The source and drain are placed on channels graphene revealed by acetone. This is the first metal layer or M1. Then the insulating layer of aluminum oxide (Al2O3) 20 nm, which will separate the couple source - drain the grid that represents the second metal layer (M2). It then installs spacers of silicon dioxide 120 nm thick, which will isolate the coils (M3) layers M2 and M1.

This technique allows for the first time to group all these people on a single die of silicon carbide. IBM got a very simple architecture that appears to have been etched in 300 nm and using a grid with a length of 550 nm according to the paper. Scientists say it would be possible to adapt the method of manufacture described today lithographic optical methods, such as using an argon fluoride laser which is more widely used in existing plants and more profitable than the beam Electron.
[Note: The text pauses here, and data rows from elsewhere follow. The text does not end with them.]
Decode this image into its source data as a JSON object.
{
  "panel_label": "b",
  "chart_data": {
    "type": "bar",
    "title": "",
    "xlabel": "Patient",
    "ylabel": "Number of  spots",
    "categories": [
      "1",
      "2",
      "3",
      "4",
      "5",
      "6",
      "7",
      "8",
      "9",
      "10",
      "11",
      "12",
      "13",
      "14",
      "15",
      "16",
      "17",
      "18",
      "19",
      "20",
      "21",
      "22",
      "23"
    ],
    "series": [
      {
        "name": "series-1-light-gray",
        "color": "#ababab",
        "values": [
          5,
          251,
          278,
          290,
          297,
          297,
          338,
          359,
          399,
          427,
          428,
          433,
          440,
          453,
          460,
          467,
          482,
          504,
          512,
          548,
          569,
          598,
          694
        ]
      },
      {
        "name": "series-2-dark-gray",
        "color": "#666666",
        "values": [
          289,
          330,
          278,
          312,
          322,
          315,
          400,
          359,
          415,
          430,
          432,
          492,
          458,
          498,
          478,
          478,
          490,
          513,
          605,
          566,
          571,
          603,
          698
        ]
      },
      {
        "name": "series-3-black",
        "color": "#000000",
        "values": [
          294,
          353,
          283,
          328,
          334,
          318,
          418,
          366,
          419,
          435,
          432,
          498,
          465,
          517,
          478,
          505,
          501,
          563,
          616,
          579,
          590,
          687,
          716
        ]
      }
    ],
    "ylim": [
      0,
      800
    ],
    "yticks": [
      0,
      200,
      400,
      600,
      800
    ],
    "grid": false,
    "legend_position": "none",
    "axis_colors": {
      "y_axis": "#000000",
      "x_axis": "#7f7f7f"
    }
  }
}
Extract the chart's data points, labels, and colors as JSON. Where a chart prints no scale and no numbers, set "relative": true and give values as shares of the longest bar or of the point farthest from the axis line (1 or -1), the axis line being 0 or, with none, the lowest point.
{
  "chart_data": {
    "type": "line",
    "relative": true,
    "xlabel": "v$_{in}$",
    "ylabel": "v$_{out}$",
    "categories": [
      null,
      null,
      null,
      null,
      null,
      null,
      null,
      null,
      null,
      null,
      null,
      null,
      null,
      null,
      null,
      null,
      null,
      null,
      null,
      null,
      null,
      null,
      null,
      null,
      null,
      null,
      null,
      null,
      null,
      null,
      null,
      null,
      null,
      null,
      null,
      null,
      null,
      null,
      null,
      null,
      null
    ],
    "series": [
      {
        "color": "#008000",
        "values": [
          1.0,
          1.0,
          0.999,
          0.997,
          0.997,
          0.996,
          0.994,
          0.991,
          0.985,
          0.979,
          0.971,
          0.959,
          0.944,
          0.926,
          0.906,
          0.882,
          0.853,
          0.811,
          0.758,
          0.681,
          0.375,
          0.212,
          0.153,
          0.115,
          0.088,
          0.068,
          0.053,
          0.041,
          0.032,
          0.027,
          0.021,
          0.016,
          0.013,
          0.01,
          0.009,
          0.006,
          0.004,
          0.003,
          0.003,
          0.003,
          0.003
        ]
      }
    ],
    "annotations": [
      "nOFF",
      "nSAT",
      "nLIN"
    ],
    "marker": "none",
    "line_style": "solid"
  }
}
They are also aware that it is necessary to use an insulating layer of a High-K dielectric, such as hafnium dioxide layer of 2 nm, instead of the one used today, which has poor performance. The message from IBM is a better insulating layer and a miniaturization of the grid that would reach 40 nm in length would increase transistor performance by 10 to get diseases that could be mass manufactured competing models Today in silicon.

The chip IBM has properties markedly superior to that of other researchers working on graphene, but it remains below the models sold today. In short, there is still much progress to make, but this first die in graphene is a fundamental step in the miniaturization of transistors and the post-silicon.

While writing this article, a quote we came up frequently in the head. We therefore conclude by the famous words of Neil Armstrong, "This is small step for man, one giant leap for mankind".